Um caso típico dos “primos perigosos” é o dos parabenos, compostos usados como conservantes antimicrobianos.
O metil e o etilparabeno (os menores deles) não têm qualquer tipo de afinidade com receptores estrogênicos e não oferecem qualquer risco, ainda que mínimo. O propilparabeno, um pouco maior, tem um leve efeito, mas se considerarmos sua atividade estrogênica e a quantidade usada para a preservação de um cosmético e a permeação cutânea, temos como resultado uma atividade de cerca de um milésimo daquela exercida pelo estradiol, o hormônio presente em diversos anticoncepcionais, por exemplo. Já o próximo composto da série com um carbono a mais, o butilparabeno, apresenta risco quando utilizado nas condições necessárias para exercer seu efeito antimicrobiano. Assim, metil, etil e propilparabeno podem ser considerados seguros nas condições de eficácia de preservação, enquanto que os parabenos de cadeia longa a partir do butilparabeno não seriam seguros. Porém, ficaram todos conhecidos como “os parabenos” e mesmo o metil e propil, que eram muito usados, caíram em desuso por conta da má fama.
Como resultado, temos um grande problema: esses conservantes são os menos alergênicos que existem. Com a sua eliminação do portfólio de conservantes possíveis de serem utilizados, o consumidor passou a ficar mais exposto aos demais conservantes, e o numero de casos de alergias começou a aumentar.
O caso do triclosan é diferente: não se consideram os efeitos nocivos à saúde humana, mas o risco ambiental do mesmo. Hoje se atribui à contaminação das águas com triclosan o surgimento de algumas superbactérias, e no mundo todo há campanhas para seu banimento sendo que na Noruega, por exemplo, o tricolsan foi banido já há vários anos. Várias empresas já baniram o triclosan no Brasil, mas infelizmente por questões tributárias, ele é mantido nas deo-colônias, a despeito da séria questão ambiental que representam.

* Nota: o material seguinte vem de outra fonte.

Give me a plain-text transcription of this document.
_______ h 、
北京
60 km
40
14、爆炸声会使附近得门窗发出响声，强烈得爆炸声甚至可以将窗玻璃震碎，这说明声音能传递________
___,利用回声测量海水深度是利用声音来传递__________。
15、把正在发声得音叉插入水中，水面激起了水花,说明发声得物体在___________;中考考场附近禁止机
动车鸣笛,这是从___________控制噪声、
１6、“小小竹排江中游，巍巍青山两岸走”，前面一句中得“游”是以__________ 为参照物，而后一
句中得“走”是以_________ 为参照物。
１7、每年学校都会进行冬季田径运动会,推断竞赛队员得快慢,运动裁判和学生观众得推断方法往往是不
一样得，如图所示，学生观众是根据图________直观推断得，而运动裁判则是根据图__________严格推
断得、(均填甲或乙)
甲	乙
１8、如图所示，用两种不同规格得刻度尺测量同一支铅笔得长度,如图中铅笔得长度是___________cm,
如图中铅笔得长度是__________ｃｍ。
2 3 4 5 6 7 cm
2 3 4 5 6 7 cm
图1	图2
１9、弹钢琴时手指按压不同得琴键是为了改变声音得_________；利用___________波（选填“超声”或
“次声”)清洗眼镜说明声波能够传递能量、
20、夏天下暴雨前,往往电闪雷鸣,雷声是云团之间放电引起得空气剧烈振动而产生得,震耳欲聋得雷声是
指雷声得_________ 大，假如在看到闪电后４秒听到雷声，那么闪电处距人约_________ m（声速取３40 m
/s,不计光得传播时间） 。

Para os ftalatos, um cenário mais complexo é apresentado: alguns ftalatos usados principalmente como agentes plastificantes, apresentam um potencial efeito reprotóxico e por isso têm sido banidos de embalagens de cosméticos e alimentos. Tem-se observado que a presença de ftalatos no plasma sanguíneo de gestantes e bebês está diretamente relacionado a deficiências congênitas e alterações nos padrões de desenvolvimento dos bebês, embora para alguns deles, como o dietilftalato usado como amargante, não seja possível correlacionar diretamente o efeito. Não há, portanto, evidência clara que o dietilftalato ofereça qualquer perigo, e seu uso tem uma grande relevância posto que serve como amargante ainda que a diminutas concentrações, evitando assim possíveis envenenamentos especialmente em produtos infantis. Ainda assim, muitas empresas buscaram alternativas ou mesmo retiraram os amargantes de sua fórmula, o que pode se traduzir como um novo risco para o consumidor.
O banimento de diversos filtros solares merece uma atenção especial, e os discutiremos em uma postagem isolada.

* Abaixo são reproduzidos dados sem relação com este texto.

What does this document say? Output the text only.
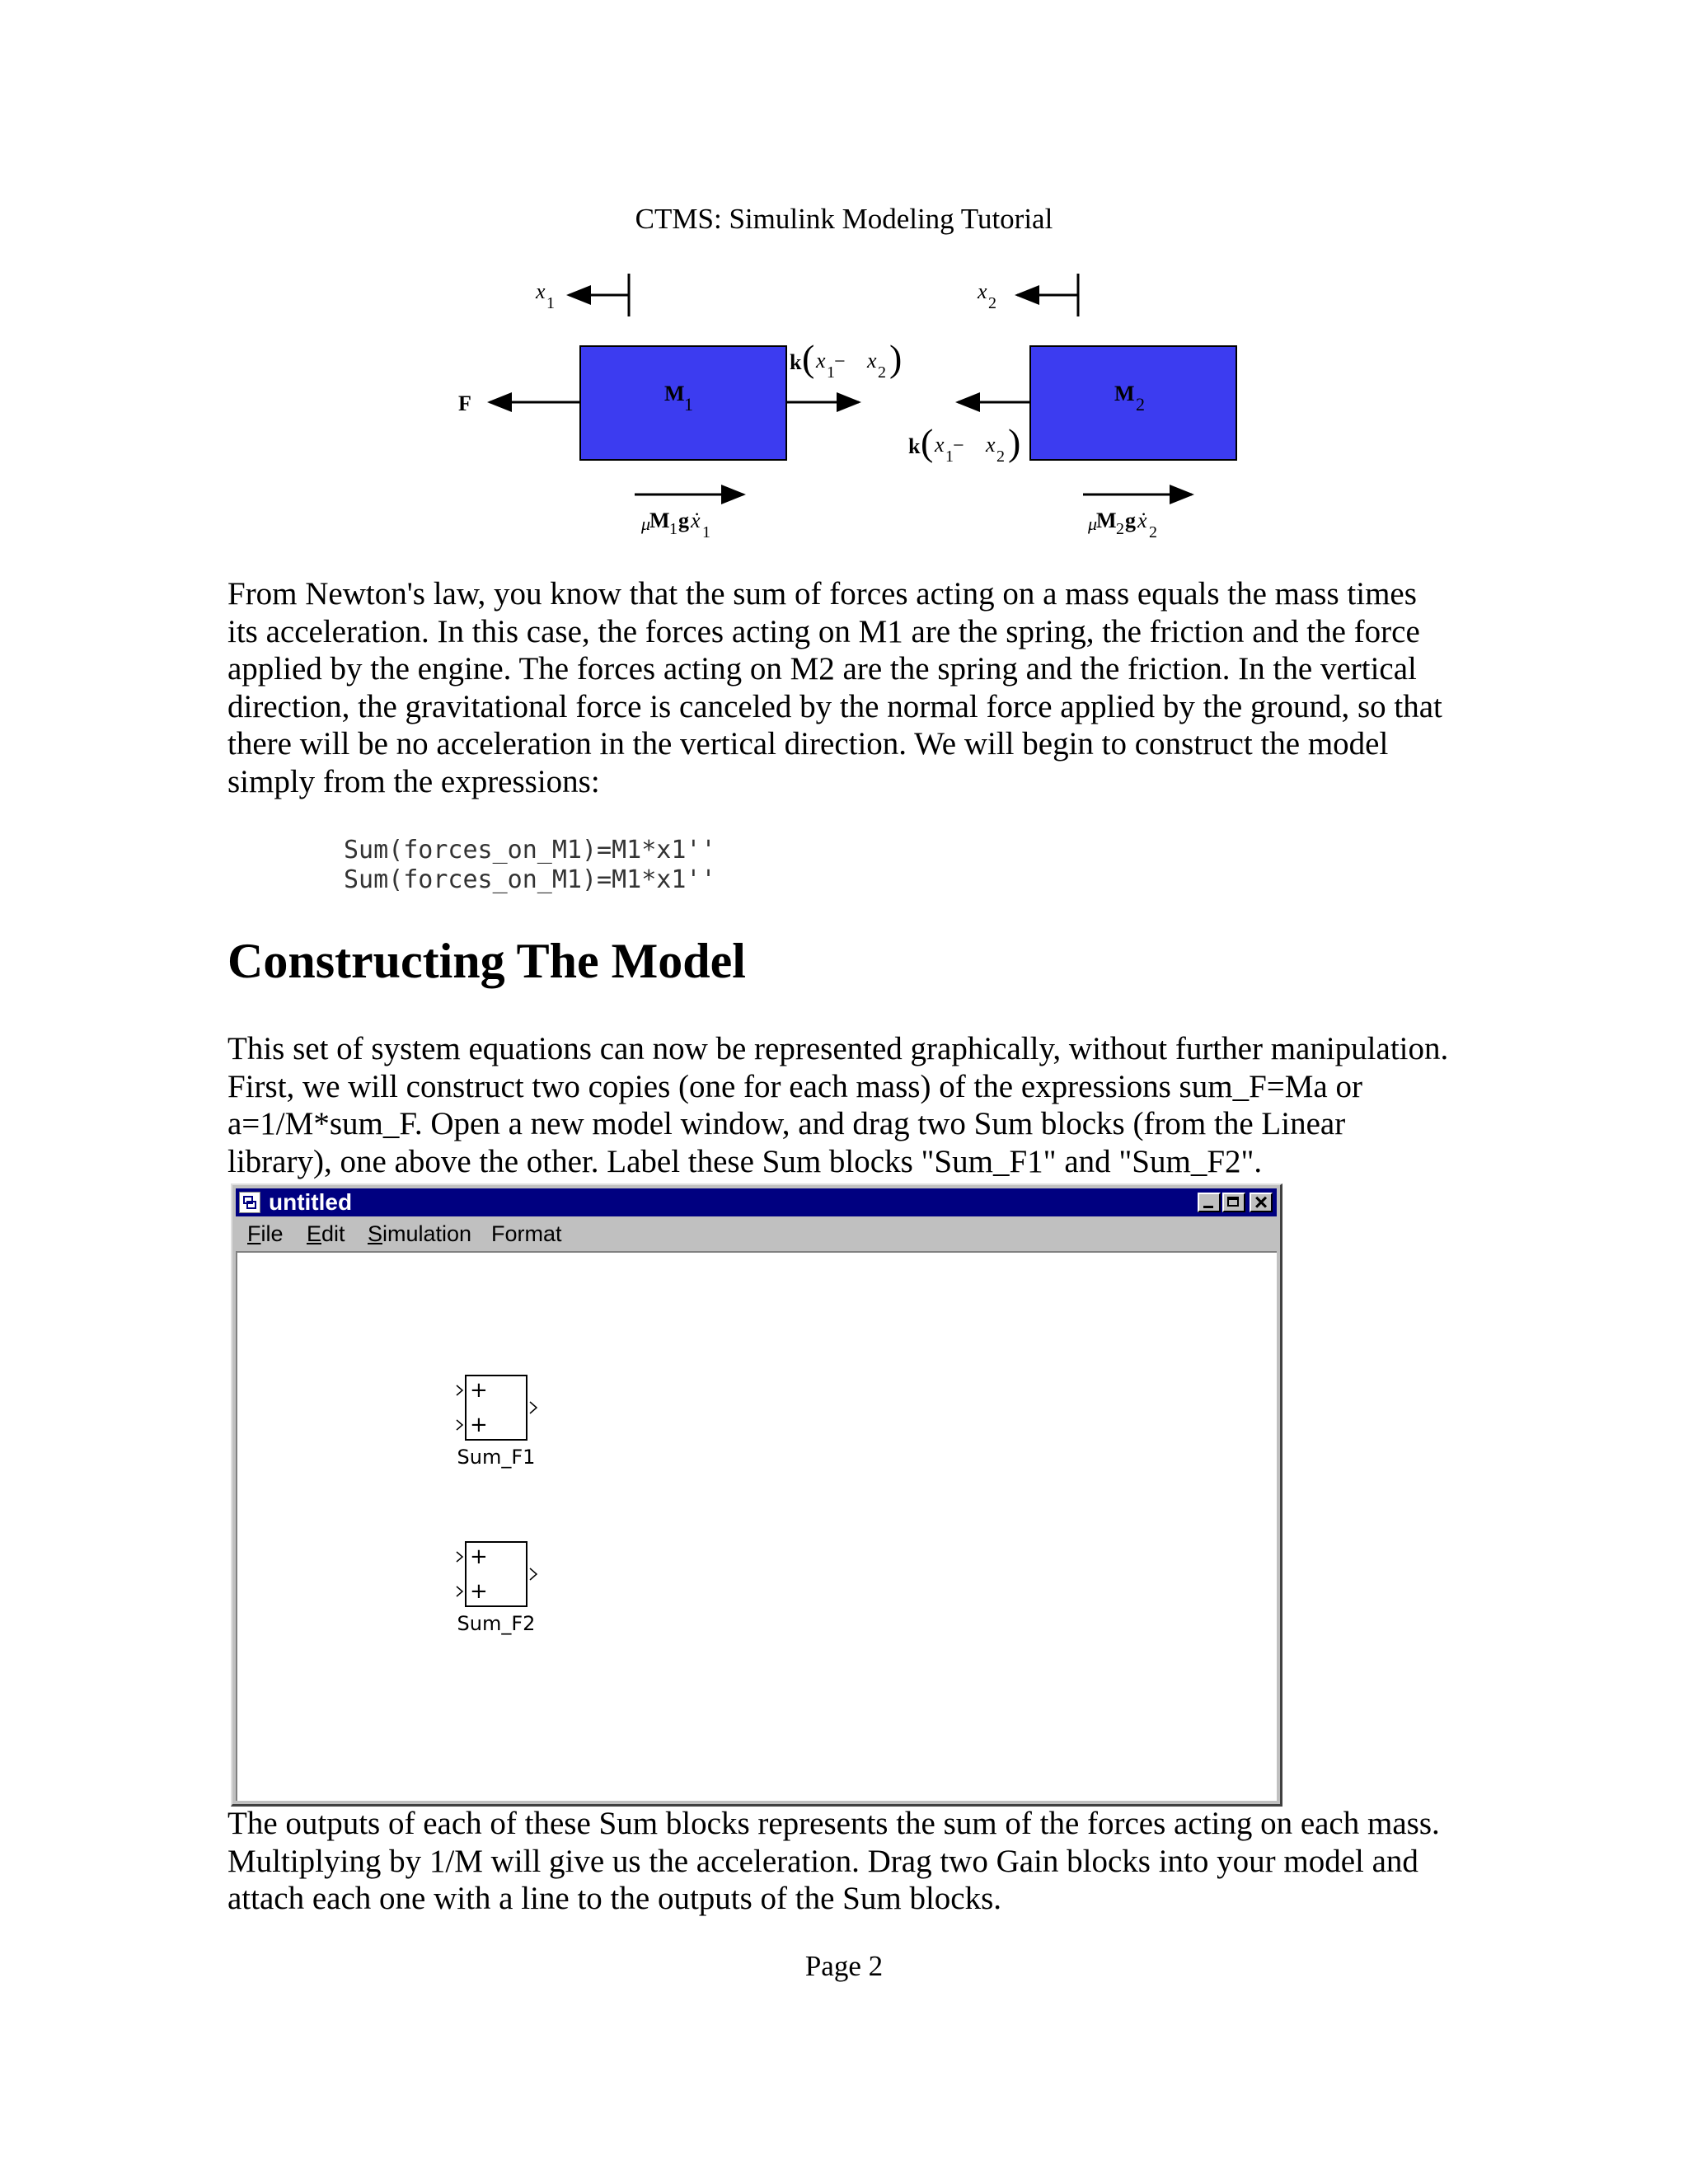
CTMS: Simulink Modeling Tutorial
x 1	x 2
M 1	M 2
F
k ( x 1 − x 2 )
k ( x 1 − x 2 )
μ
M 1 g ẋ 1	μ
M 2 g ẋ 2
From Newton's law, you know that the sum of forces acting on a mass equals the mass times
its acceleration. In this case, the forces acting on M1 are the spring, the friction and the force
applied by the engine. The forces acting on M2 are the spring and the friction. In the vertical
direction, the gravitational force is canceled by the normal force applied by the ground, so that
there will be no acceleration in the vertical direction. We will begin to construct the model
simply from the expressions:
Sum(forces_on_M1)=M1*x1''
Sum(forces_on_M1)=M1*x1''
Constructing The Model
This set of system equations can now be represented graphically, without further manipulation.
First, we will construct two copies (one for each mass) of the expressions sum_F=Ma or
a=1/M*sum_F. Open a new model window, and drag two Sum blocks (from the Linear
library), one above the other. Label these Sum blocks "Sum_F1" and "Sum_F2".
untitled
×
File Edit Simulation Format
+
+
Sum_F1
+
+
Sum_F2
The outputs of each of these Sum blocks represents the sum of the forces acting on each mass.
Multiplying by 1/M will give us the acceleration. Drag two Gain blocks into your model and
attach each one with a line to the outputs of the Sum blocks.
Page 2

Finalizando, temos as lendas urbanas e com certeza sais de alumínio em desodorantes e laurilsulfato de sódio em shampoos são as duas campeãs. Entra ano, sai ano, aparece alguma publicação referenciando os dois, mas em nenhum trabalho sério o tipo de risco alegado foi comprovado: pelo contrário, os estudos corroboram cada vez mais sua segurança.
Mas, perigosas mesmo em um cosmético são a falta de controle de qualidade e a ausência de avaliação de risco. É essencial que se conheça a procedência dos ingredientes, que sejam mantidos adequadamente estocados com reanálises periódicas, e que sejam corretamente manipulados: infelizmente, boa parte dos eventos adversos causados por cosméticos ocorrem pelo que não está escrito no rótulo. Enfim, é essencial garantir que os princípios de Boas Práticas de Fabricação sejam atendidos, assim como os perigos toxicológicos devidamente identificados e gerenciados.